The financial part of a legacy has complicated rules. Your money passes to your surviving beneficiaries through a combination of beneficiary designations on insurance and retirement plans, your will or trust, and the intestate (succession) laws of your state of residence upon your death if you have no will.

Planning can get particularly challenging if your assets themselves are complicated (a business, real estate), if your beneficiaries’ health is complicated (care for a dependent, drug dependency), or if your family situation is complicated (multiple marriages, very different situations for the different beneficiaries.) When you add in wanting to minimize taxes and having preferences as to when money is to be released to different beneficiaries, you can see that there is both an art and science in figuring this all out.

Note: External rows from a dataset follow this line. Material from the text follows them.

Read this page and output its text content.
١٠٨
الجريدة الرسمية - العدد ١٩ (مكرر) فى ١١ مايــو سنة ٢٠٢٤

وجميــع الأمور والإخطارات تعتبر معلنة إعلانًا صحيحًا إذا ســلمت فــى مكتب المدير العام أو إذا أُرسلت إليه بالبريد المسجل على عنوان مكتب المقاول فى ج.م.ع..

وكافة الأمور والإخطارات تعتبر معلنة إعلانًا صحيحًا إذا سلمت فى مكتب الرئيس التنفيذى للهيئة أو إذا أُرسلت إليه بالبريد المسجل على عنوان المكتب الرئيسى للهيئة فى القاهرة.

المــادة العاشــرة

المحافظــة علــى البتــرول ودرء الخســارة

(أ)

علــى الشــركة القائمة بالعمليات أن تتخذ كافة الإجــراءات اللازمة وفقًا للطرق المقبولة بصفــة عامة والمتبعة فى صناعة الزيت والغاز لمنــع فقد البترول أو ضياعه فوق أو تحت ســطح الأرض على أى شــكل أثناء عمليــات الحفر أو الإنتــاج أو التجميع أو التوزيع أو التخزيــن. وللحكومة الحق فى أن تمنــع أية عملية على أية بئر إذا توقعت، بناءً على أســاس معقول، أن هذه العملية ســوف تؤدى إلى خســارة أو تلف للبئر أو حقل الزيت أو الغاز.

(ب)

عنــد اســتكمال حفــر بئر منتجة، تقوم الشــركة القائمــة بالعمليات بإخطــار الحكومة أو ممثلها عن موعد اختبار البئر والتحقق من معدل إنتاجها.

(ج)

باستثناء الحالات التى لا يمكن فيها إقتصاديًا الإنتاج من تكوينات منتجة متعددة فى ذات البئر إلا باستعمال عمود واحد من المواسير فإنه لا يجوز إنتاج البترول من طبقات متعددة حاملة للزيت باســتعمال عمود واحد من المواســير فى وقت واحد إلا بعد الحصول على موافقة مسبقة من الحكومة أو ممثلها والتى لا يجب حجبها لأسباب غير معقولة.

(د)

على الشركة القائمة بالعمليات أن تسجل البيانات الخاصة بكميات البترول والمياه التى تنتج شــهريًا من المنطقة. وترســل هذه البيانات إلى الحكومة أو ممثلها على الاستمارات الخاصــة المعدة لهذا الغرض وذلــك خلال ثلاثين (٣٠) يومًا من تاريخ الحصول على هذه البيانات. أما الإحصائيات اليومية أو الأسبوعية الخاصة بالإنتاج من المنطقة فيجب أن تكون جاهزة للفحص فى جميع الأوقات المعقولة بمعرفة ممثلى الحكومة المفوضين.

It’s frequently critical to work with a variety of professionals in your estate planning. Your estate planning attorney can put together a plan and then construct the appropriate legal documents. Many financial planners are familiar with a variety of planning approaches and can help with the process. They will need to compile your list of assets to give to the attorney. Insurance agents sometimes get involved because life insurance might be an approach you decide to use. In my experience it’s important to work with very high caliber professionals in each of the appropriate areas.

Until a couple of years ago I was a financial planner. Here is an estate planning strategy that I frequently recommended to my clients. Let’s assume that there is some cause (charity) that is important to you. While you’re alive, you make annual contributions to support their efforts. Those contributions will stop upon your death. You want them to also inherit some of your assets.

Let’s assume your estate totals $500,000 including a $100,000 retirement plan and you have two children whom you want to inherit equally. Each child would then receive $250,000 including half the retirement plan ($50,000 each.)  If your children would be in the 20% marginal tax bracket when they inherit, they would each owe 20% of the $50,000 or $10,000 in income taxes. Their net after-tax inheritance would be $240,000.

What if you changed only the beneficiary of your retirement plan to your favorite charity? Then the charity would receive all $100,000 free and clear. It wouldn’t have to pay any income tax on it (it’s a nonprofit.) This is an efficient way to leave a legacy to your favorite cause. You could set it up so that the charity received and used the lump sum all at once, or you could leave the money to their foundation to stretch out the time period for its use.

Here’s the critical question – how would leaving some money to charity affect your children? If each child received $200,000 instead of $240,000, would it make a critical difference in their lives? If not, where would you like your $100,000 to go to make the world a better place? In any case, review your situation and goals with your professional advisors to find strategies that are appropriate for you.

What would you like your legacy to be? Are your estate planning documents and retirement plan beneficiaries set up to do what you want them to do?